BOTTOM LINE: The Portfolio is higher into the final hour on gains in my Medical longs, Technology longs, Financial longs, Biotech longs and Retail longs. I have not traded today, thus leaving the Portfolio 100% net long. The tone of the market is very positive as the advance/decline line is substantially higher, every sector is rising and volume is slightly below average. Investor anxiety is very high. Today’s overall market action is bullish. The VIX is falling -1.03% and is high at 23.18. The ISE Sentiment Index is about average at 146.0 and the total put/call is slightly above average at .86. Finally, the NYSE Arms has been running below average most of the day, hitting .31 at its intraday trough, and is currently .67. The Euro Financial Sector Credit Default Swap Index is falling -.81% to 68.14 basis points. This index is down from its record March 10th high of 208.75. The North American Investment Grade Credit Default Swap Index is falling -1.82% to 96.32 basis points. This index is also well below its Dec. 5th record high of 285.99. The TED spread is unch. at 22 basis points. The TED spread is now down 442 basis points since its all-time high of 463 basis points on October 10th. The 2-year swap spread is falling -8.71% to 30.0 basis points. The Libor-OIS spread is unch. at 13 basis points. The 10-year TIPS spread, a good gauge of inflation expectations, is unch. at 2.16%, which is down -49 basis points since July 7th. The 3-month T-Bill is yielding .05%, which is unch. today. Small-cap and cyclical shares are outperforming today. Education, Commodity, Airline, Construction, Semi, HMO and REIT stocks are especially strong, rising 2%+. The bears are trying mightily to prevent an S&P 500 close above technical resistance at 1,100. However, I expect it to close above this level, which should lead to further buying later this week. Nikkei futures indicate an +90 open in Japan and DAX futures indicate a -19 open in Germany tomorrow. I expect US stocks to trade mixed-to-higher into the close from current levels on short-covering, earnings optimism, less economic fear, technical buying and falling long-term rates.

Today's Headlines

Bloomberg:

- The U.S. economic recovery will be stronger than most forecasters anticipate, with job growth coming back faster, said Joseph LaVorgna, chief U.S. economist at Deutsche Bank Securities Inc. LaVorgna, in an interview today with Bloomberg Radio in New York, predicted the economy will expand at an average 4 percent pace next year, compared with about 2.6 percent forecast by economists surveyed by Bloomberg this month. The jobless rate will fall from October’s 26-year-high of 10.2 percent, he said. “Any time the economy is growing at least 3 percent for two quarters in a row, you always get job growth,” he said.

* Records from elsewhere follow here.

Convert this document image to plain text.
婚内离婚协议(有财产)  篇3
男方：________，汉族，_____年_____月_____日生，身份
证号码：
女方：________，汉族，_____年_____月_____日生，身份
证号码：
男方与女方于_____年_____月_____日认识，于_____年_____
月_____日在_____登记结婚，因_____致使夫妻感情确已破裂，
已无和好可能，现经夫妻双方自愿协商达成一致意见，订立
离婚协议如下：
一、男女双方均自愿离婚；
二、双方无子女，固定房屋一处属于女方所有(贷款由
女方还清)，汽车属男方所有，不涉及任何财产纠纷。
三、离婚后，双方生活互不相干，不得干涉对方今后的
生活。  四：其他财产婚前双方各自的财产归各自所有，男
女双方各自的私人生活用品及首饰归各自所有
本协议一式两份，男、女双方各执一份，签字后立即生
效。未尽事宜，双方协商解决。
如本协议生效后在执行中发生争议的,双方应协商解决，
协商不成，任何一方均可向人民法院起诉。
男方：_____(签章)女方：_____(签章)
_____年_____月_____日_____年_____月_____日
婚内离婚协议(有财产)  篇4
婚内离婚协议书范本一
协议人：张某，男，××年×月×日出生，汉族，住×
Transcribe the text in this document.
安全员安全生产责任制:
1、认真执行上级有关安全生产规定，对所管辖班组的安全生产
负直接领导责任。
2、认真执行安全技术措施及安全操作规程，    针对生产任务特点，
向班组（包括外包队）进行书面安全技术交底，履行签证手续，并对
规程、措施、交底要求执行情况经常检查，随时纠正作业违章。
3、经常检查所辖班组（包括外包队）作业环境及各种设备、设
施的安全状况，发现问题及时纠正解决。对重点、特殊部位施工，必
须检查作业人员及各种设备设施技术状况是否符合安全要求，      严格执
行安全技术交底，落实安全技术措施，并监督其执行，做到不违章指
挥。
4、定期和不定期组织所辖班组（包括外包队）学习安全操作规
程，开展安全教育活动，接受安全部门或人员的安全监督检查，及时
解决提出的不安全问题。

- Senate Majority Leader Harry Reid will unveil legislation to overhaul the U.S. health-care system as early as this week. The floor debate that follows is likely to divide his Democratic Party. Reid wants to include a government-run insurance program that would let states opt out, which may cost him Senate votes. His version probably won’t require employers to cover workers and will be funded through a tax on high-end insurance plans, which would put him at odds with House Democrats. Reid needs 60 votes to pass the legislation, and he risks losing Senator Joseph Lieberman, a Connecticut independent who caucuses with the Democrats and opposes the government insurance plan. He also hasn’t won over the two Republicans most likely to back the bill, Maine Senators Olympia Snowe and Susan Collins. “He’s going to have to walk a tightrope in order to end up with a package that can get him 60 votes,” said former Senator John Breaux, a Democrat who now heads a lobbying firm that represents the Pharmaceutical Research and Manufacturers of America, the drug industry’s Washington trade group.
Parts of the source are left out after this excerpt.